Sustainable land management encompasses diverse strategies that shape terrestrial ecosystems, balancing human needs for food production, water resources, biodiversity conservation, and climate regulation. My research on this theme develops innovative monitoring frameworks and analysis techniques to address challenges arising from the land use decisions and their environmental consequences.

Unraveling agriculture and water sustainability in arid agricultural regions

Rising global populations have increased food demand. Yet enhancing food production threatens water security, as agriculture is the largest consumer of the world’s freshwater resources. My study (Lai et al., 2021, ERL) illustrates such threats in Northwestern China (NWC), reporting that the increasing irrigation to support ongoing cropland expansion has led to a massive water depletion over the past two decades. NWC is a typical dryland region known for severe region-wide water depletion, yet the underlying cause has been controversial: glacial melting or agricultural activity. Understanding such a cause is essential and urgent as this vast dryland faces dual challenges in food production and water scarcity. Using multi-source datasets (satellite product, reanalysis data, and census statistics), my study revealed an unsustainable water use pathway of the irrigation-supported cropland expansion in drylands, and suggested that glacial melting is unlikely to be the primary driver of the decade-long water depletion in NWC.

Fig. 1_TWS in China.jpg

The long-term dynamics of total water storage (TWS) in China from 2003–2019.

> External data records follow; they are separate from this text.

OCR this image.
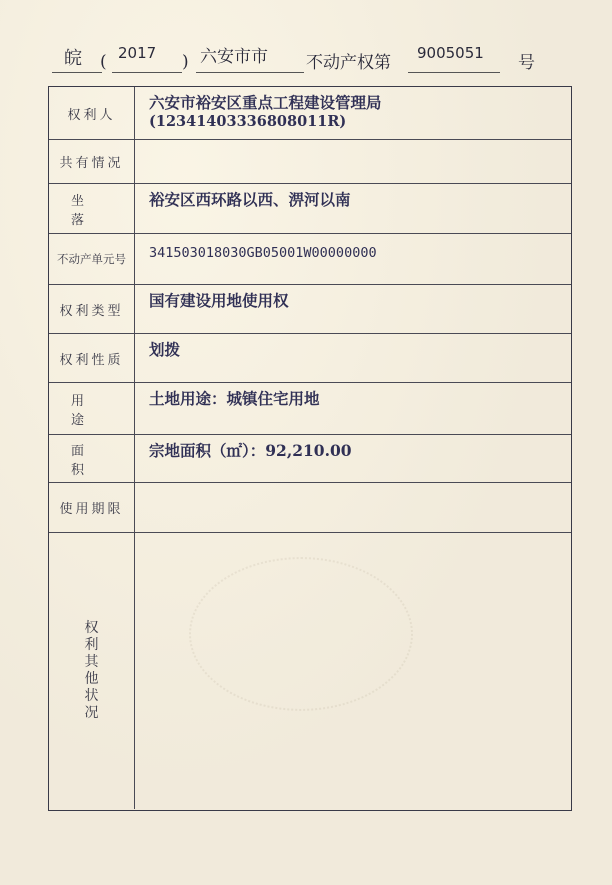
皖 ( 2017 ) 六安市市 不动产权第 9005051 号
权利人
六安市裕安区重点工程建设管理局
(12341403336808011R)
共有情况
坐落
裕安区西环路以西、淠河以南
不动产单元号	341503018030GB05001W00000000
权利类型
国有建设用地使用权
权利性质
划拨
用途
土地用途：城镇住宅用地
面积
宗地面积（㎡）：92,210.00
使用期限
权
利
其
他
状
况
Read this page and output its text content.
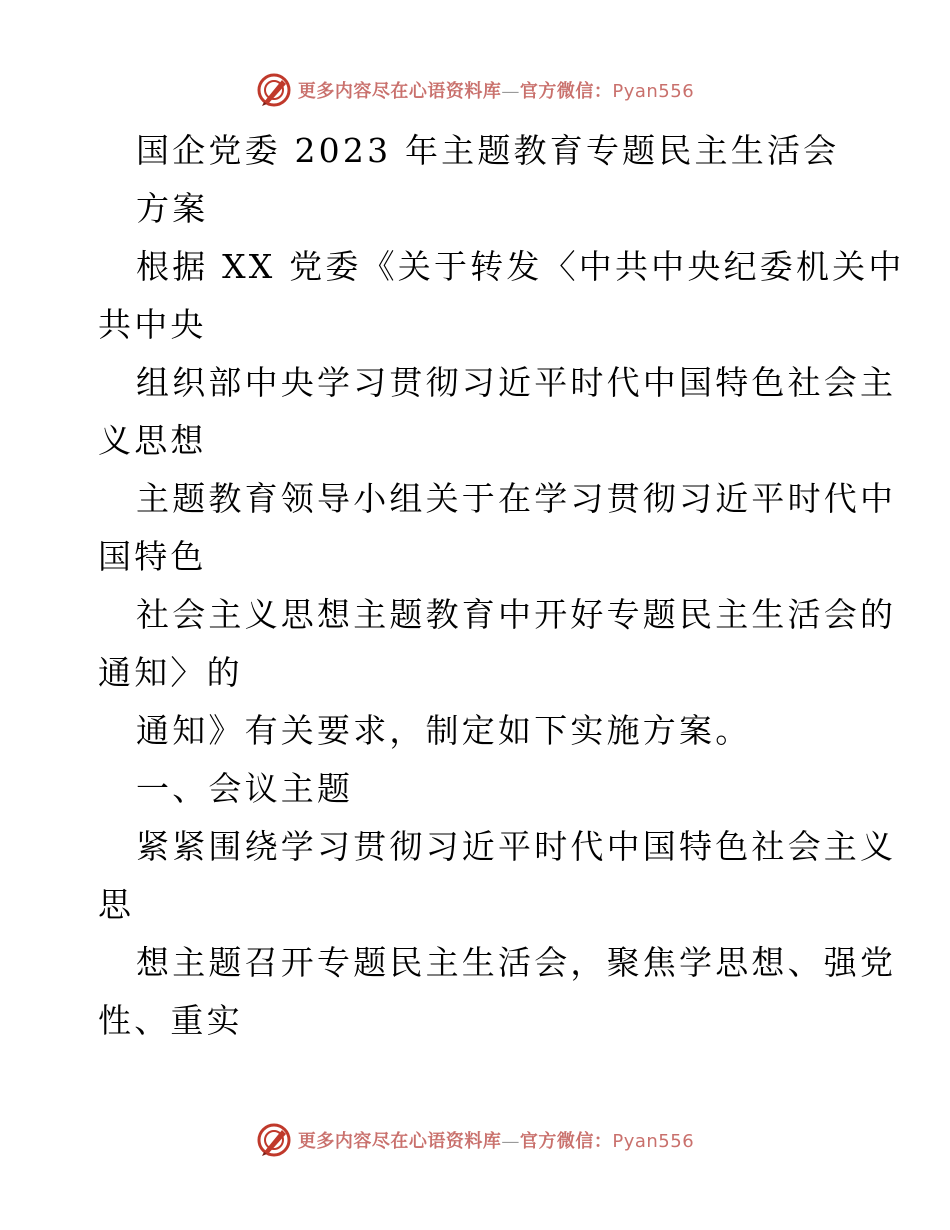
更多内容尽在心语资料库—官方微信：Pyan556
国企党委 2023 年主题教育专题民主生活会
方案
根据 XX 党委《关于转发〈中共中央纪委机关中
共中央
组织部中央学习贯彻习近平时代中国特色社会主
义思想
主题教育领导小组关于在学习贯彻习近平时代中
国特色
社会主义思想主题教育中开好专题民主生活会的
通知〉的
通知》有关要求，制定如下实施方案。
一、会议主题
紧紧围绕学习贯彻习近平时代中国特色社会主义
思
想主题召开专题民主生活会，聚焦学思想、强党
性、重实
更多内容尽在心语资料库—官方微信：Pyan556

Quantifying carbon budget in East Africa (EA) to inform future land management programs

Large-scale land restoration initiatives have been actively pursued in EA for sustainable development and climate adaptation. While these efforts can significantly reshape carbon dynamics and evolution, considerable uncertainties persist regarding their magnitude and trajectories. I am developing a state-of-the-art carbon monitoring system (CMS) in EA that integrates satellite observations with advanced modeling (Lai et al., in preparation-C). This CMS system assimilates multiple satellite datasets (e.g., leaf area index and soil moisture) into the Community Land Model 5 (CLM5) through Data Assimilation Research Testbed (DART) and incorporates spatially varying parameters for soil microbial processes from PROcess-guided deep learning and DAta driven modeling (PRODA) approach. This system can track carbon stock and fluxes (sinks/sources) and verify the climate impact of restoration programs.